After completing the wrangling phase on the dataset and all necessary cleaning done, exploratory analysis was carried out and a couple of insights was generated from the study. it would be interesting to have those insights detailed in this report. The dog stages was analysed and found out that in the Dog stage category, majority of the observation has no dog stage attribute and these has been classified as unidentified, however from those that have dog stage attribute, floofer dog stage has the lowest occurence which stands at 7 followed by puppo with occurence of 22. pupper dog stage ranked the highest in the dog stages which stands at 197 followed by doggo ranked second with occurence of 63. It was also discovered that for the image predictions, first predictions seems to be the most confidence among all the three iamge predictions as puppo dog stage mean confidence in first prediction is the highest, with a value 0f 72%, i.e. 72% confidence in the accuracy of the first image prediction. The third predictions has a low mean confidence, the third predictions are not quite accurate. The majority of the tweets are sent from Twitter for iphone with an occurence of 1890, representing more than 98% of the category of source of tweet. Taking a look at the image predictions it suffice to say that 1425 contain a valid prediction of Dog in the first prediction while that of second image prediction indicates that 1445 contain a valid prediction of Dog. The third image prediction indicates that from all the tweets, 1402 contain a valid prediction of Dog.
The data point of the retweet count and favorite count was categorized by prediction validity plotted on a scatterplot to show the relationship between the three variables, this was acheived by setting the both retweet count (x-axis) and favorite count(y-axis) to a log scale to bettter show the relationship between the multiple variable. It was found out thta the correlation between the retweet count and favorite count is positive, it's quite logical the more a tweet get retweeted the tendency to reach more audience for potential likes, data points are represented categorically by the validity of it's image prediction, the correct prediction as true and wrong prediction as false.
The figure below highlights the correlation between the retweet count and favorite count, in this case a positive correction, it make sense as the more a tweet get retweeted the tendency to reach more audience for potential likes.
The data point of the retweet count and favorite count categorized by prediction validity plotted on a scatter point to show the relationship between the three variables, this figure is depicted below to show the relationship between the variables.

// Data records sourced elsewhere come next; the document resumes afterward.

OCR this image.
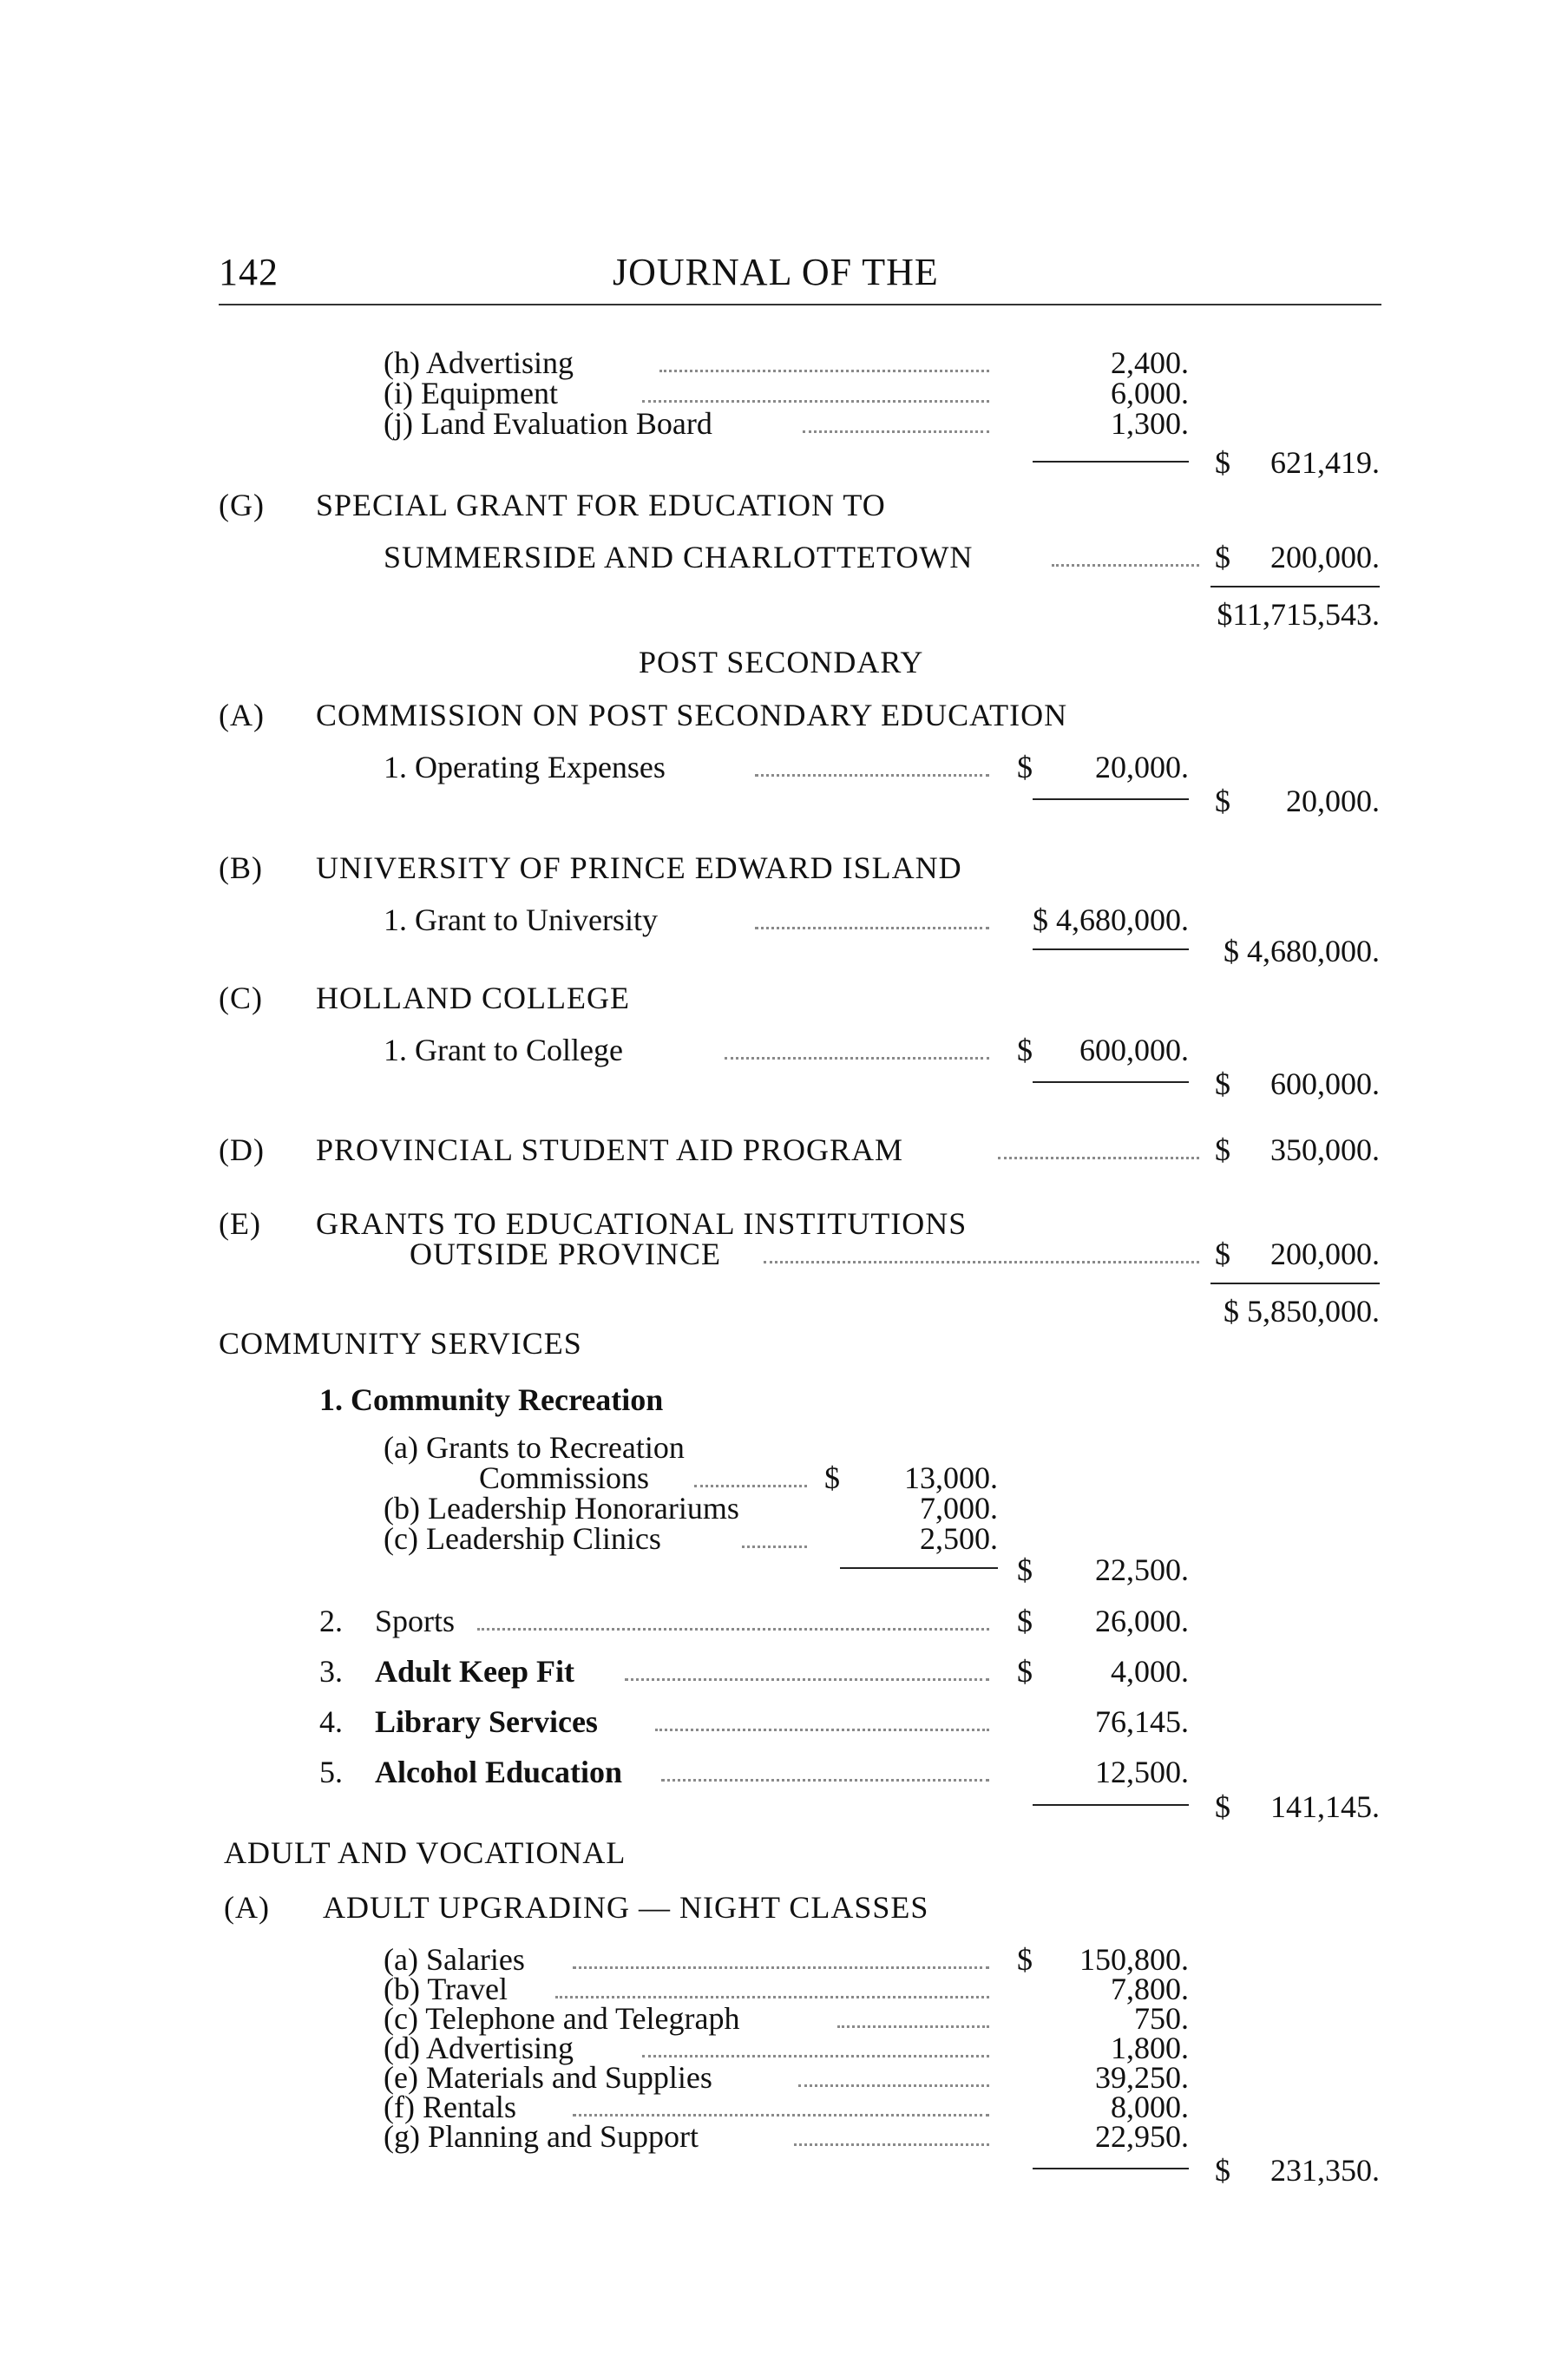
142	JOURNAL OF THE
(h) Advertising	2,400.
(i) Equipment	6,000.
(j) Land Evaluation Board	1,300.
$	621,419.
(G) SPECIAL GRANT FOR EDUCATION TO
SUMMERSIDE AND CHARLOTTETOWN	$	200,000.
$11,715,543.
POST SECONDARY
(A) COMMISSION ON POST SECONDARY EDUCATION
1. Operating Expenses	$	20,000.
$	20,000.
(B) UNIVERSITY OF PRINCE EDWARD ISLAND
1. Grant to University	$ 4,680,000.
$ 4,680,000.
(C) HOLLAND COLLEGE
1. Grant to College	$	600,000.
$	600,000.
(D) PROVINCIAL STUDENT AID PROGRAM	$	350,000.
(E) GRANTS TO EDUCATIONAL INSTITUTIONS
OUTSIDE PROVINCE	$	200,000.
$ 5,850,000.
COMMUNITY SERVICES
1. Community Recreation
(a) Grants to Recreation
Commissions	$	13,000.
(b) Leadership Honorariums	7,000.
(c) Leadership Clinics	2,500.
$	22,500.
2. Sports	$	26,000.
3. Adult Keep Fit	$	4,000.
4. Library Services	76,145.
5. Alcohol Education	12,500.
$	141,145.
ADULT AND VOCATIONAL
(A) ADULT UPGRADING — NIGHT CLASSES
(a) Salaries	$	150,800.
(b) Travel	7,800.
(c) Telephone and Telegraph	750.
(d) Advertising	1,800.
(e) Materials and Supplies	39,250.
(f) Rentals	8,000.
(g) Planning and Support	22,950.
$	231,350.
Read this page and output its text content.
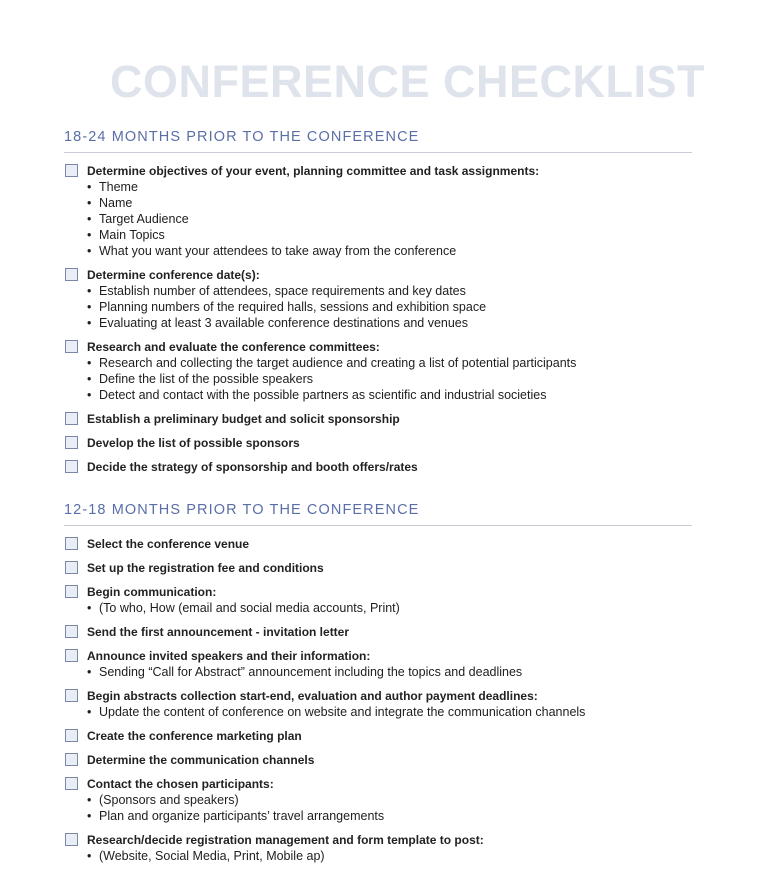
CONFERENCE CHECKLIST
18-24 MONTHS PRIOR TO THE CONFERENCE
Determine objectives of your event, planning committee and task assignments:
• Theme
• Name
• Target Audience
• Main Topics
• What you want your attendees to take away from the conference
Determine conference date(s):
• Establish number of attendees, space requirements and key dates
• Planning numbers of the required halls, sessions and exhibition space
• Evaluating at least 3 available conference destinations and venues
Research and evaluate the conference committees:
• Research and collecting the target audience and creating a list of potential participants
• Define the list of the possible speakers
• Detect and contact with the possible partners as scientific and industrial societies
Establish a preliminary budget and solicit sponsorship
Develop the list of possible sponsors
Decide the strategy of sponsorship and booth offers/rates
12-18 MONTHS PRIOR TO THE CONFERENCE
Select the conference venue
Set up the registration fee and conditions
Begin communication:
• (To who, How (email and social media accounts, Print)
Send the first announcement - invitation letter
Announce invited speakers and their information:
• Sending “Call for Abstract” announcement including the topics and deadlines
Begin abstracts collection start-end, evaluation and author payment deadlines:
• Update the content of conference on website and integrate the communication channels
Create the conference marketing plan
Determine the communication channels
Contact the chosen participants:
• (Sponsors and speakers)
• Plan and organize participants’ travel arrangements
Research/decide registration management and form template to post:
• (Website, Social Media, Print, Mobile ap)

In the image prediction dataframe there are predictions that were not dogs in all the three predictions, we can decide to assess the predictions that were dog only. we filter out the image prediction that predicted something else other than a dog, consequently a word cloud would be appropriate to display the predicted dog breed in word cloud. The breed of dogs from the first prediction is plotted on a word cloud to have a better view of all beeeds of dog predicted from all three predictions. from this figure below for the first prediction Labrador retriver and golden retriever has the highest number of predictions with every other dogs represented with their names.
The image predictions were spot on as a result of the sample gotten below, we can confirm this with the tweet that was archived in the twitter archive dataframe. For prediction in index number 9 we have the tweet as "This is Cassie. She is a college pup. Studying international doggo communication and stick theory for dog".
It was figured out that from the three image predictions there exist predictions that were not a dog and got a category of dog stages, we concentrated on predictions that were valid dogs; the total of valid dog predictions was higher and amongst them were majorly clssified as unidentified dog stage. Pupper dog stage with 138 occurence has the highest dog stage from the first prediction. Conclusively to display the image predictions instead of the url, a IPython.display package was implemeted to display image in html, we can decide to assess the predictions that were dog only. the filtered valid dog dataframe was assessed in this scenario to display predicted images that are dog and not something else.